Treppenlifte sind technische Anlagen zum Transport von Personen. Deshalb müssen sie sicher sein. Das sind sie in der Regel auch. Warum das so ist, und worauf du achten musst, dass erfährst du hier.

Sicherheit auf dem Treppenlift – körperliche Voraussetzungen

So sicher ein Treppenlift auch sein mag – eine sichere Benutzung verlangt gewisse körperliche Fähigkeiten. Ein Rollstuhlfahrer beispielsweise muss sich selbstständig vom Rollstuhl auf den Liftstuhl umsetzen können – und am anderen Ende der Treppe natürlich wieder zurück. Wenn das nicht mehr geht, muss eine Hilfskraft dabei sein. Dies ist von vornherein einzukalkulieren. Für einen Rollstuhlfahrer solltest du gleich überlegen, ob nicht ein Plattformlift auf die Dauer sinnvoller ist – der bewegt den ganzen Rollstuhl nach oben.
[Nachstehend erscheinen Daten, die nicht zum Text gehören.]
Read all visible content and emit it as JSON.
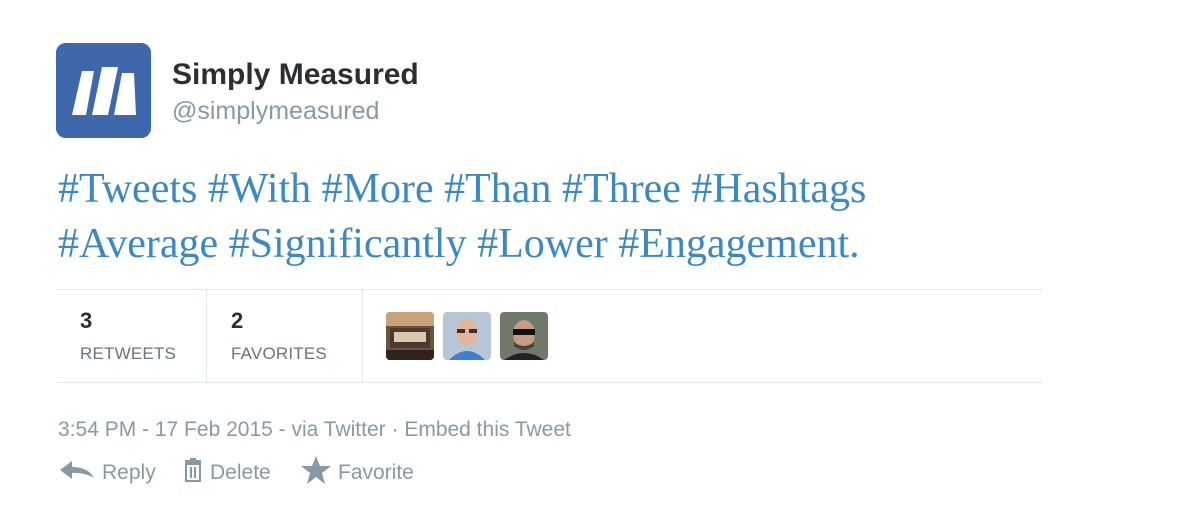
{
  "user": {
    "name": "Simply Measured",
    "handle": "@simplymeasured",
    "avatar_color": "#3e68ab"
  },
  "tweet": {
    "hashtags_line1": [
      "#Tweets",
      "#With",
      "#More",
      "#Than",
      "#Three",
      "#Hashtags"
    ],
    "hashtags_line2": [
      "#Average",
      "#Significantly",
      "#Lower",
      "#Engagement."
    ],
    "link_color": "#3b88c3"
  },
  "stats": {
    "retweets_count": "3",
    "retweets_label": "RETWEETS",
    "favorites_count": "2",
    "favorites_label": "FAVORITES"
  },
  "meta": {
    "timestamp": "3:54 PM - 17 Feb 2015",
    "sep1": " - ",
    "via": "via Twitter",
    "sep2": " · ",
    "embed": "Embed this Tweet"
  },
  "actions": {
    "reply": "Reply",
    "delete": "Delete",
    "favorite": "Favorite"
  }
}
Zur Sicherheit technischer Anlagen gehört immer, dass sie richtig bedient werden. Auf eine genaue Einweisung nach dem Einbau solltest du also auf keinen Fall verzichten. Und die Unterlagen, eine Betriebsanleitung etwa, solltest du ebenfalls genau studieren. Es geht immerhin um eine Anlage, die einen Menschen transportiert.

Genauso selbstverständlich ist, dass der Treppenlift nur für den Zweck verwendet wird, für den er vorgesehen ist. Beim Plattformlift heißt das auch, dass außer dem Rollstuhlfahrer keine weiteren Passagiere mitgenommen werden. Wenn du gegen solche Vorgaben verstößt, kannst du nicht erwarten, dass der Hersteller eine Gewährleistung für einen sicheren Betrieb übernimmt.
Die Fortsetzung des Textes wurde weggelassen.